The new law, by contrast, makes physicians subject to discipline for sharing their honest opinions regarding COVID-19 if the medical board thinks they deviate from the “scientific consensus,” a term the law does not define. That nebulous standard poses a due process problem, since the law does not give doctors fair notice of which conduct it reaches. It also poses a free speech problem, since it encourages self-censorship.
Given the “ambiguities” inherent in the state’s new definition of unprofessional conduct, the ACLU brief says, “physicians will be loath to speak their minds and share their opinions with patients about a rapidly evolving disease with many unknowns. At any point, the State could determine that a physician has violated AB 2098 (by) sharing an unconventional opinion and go after their medical license.”
While some unconventional opinions may amount to quackery, others may ultimately be vindicated. Over the course of the COVID-19 pandemic, the conventional wisdom on subjects such as intubation of patients, the utility of cloth face masks, isolation periods and the effectiveness of vaccines in preventing virus transmission has shifted repeatedly in response to emerging evidence.
In addition to violating doctors’ freedom of speech, A.B. 2098 undermines that discovery process. It tells skeptical physicians to keep their mouths shut, lest they endanger their licenses and livelihoods by candidly sharing their opinions.

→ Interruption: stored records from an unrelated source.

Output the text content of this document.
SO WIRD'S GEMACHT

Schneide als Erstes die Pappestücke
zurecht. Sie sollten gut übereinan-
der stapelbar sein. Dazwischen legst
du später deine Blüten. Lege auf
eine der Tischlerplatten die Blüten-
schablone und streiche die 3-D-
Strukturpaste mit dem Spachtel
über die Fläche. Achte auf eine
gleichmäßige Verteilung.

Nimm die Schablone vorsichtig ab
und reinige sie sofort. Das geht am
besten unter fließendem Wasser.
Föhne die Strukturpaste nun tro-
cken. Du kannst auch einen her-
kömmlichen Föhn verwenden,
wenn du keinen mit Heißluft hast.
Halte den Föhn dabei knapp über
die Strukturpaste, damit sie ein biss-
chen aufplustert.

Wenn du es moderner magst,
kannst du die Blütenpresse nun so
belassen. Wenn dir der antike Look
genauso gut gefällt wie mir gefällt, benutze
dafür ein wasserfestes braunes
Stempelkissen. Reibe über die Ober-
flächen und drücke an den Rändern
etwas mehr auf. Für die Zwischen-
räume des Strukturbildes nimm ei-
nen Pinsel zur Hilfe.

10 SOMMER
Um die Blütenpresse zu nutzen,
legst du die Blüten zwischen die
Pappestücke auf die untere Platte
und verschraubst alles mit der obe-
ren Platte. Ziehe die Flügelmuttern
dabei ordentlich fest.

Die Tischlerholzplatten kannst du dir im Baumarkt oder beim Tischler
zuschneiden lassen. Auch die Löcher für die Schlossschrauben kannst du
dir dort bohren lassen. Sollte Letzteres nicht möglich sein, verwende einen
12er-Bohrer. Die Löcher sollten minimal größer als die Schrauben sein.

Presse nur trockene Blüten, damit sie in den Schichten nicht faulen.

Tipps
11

When he signed A.B. 2098 into law at the end of September, California Gov. Gavin Newsom acknowledged that legislative responses to COVID-19 “misinformation” could have a “chilling effect” on conversations between physicians and patients. But he claimed the bill was “narrowly tailored” to cover doctors “acting with malicious intent” or “clearly deviating from the required standard of care.”
If that were true, the law would be redundant. But contrary to Newsom’s wishful thinking, the law will be enforced as written, and that prospect should alarm anyone who actually cares about the rights in the Constitution.
Jacob Sullum is a senior editor at Reason magazine.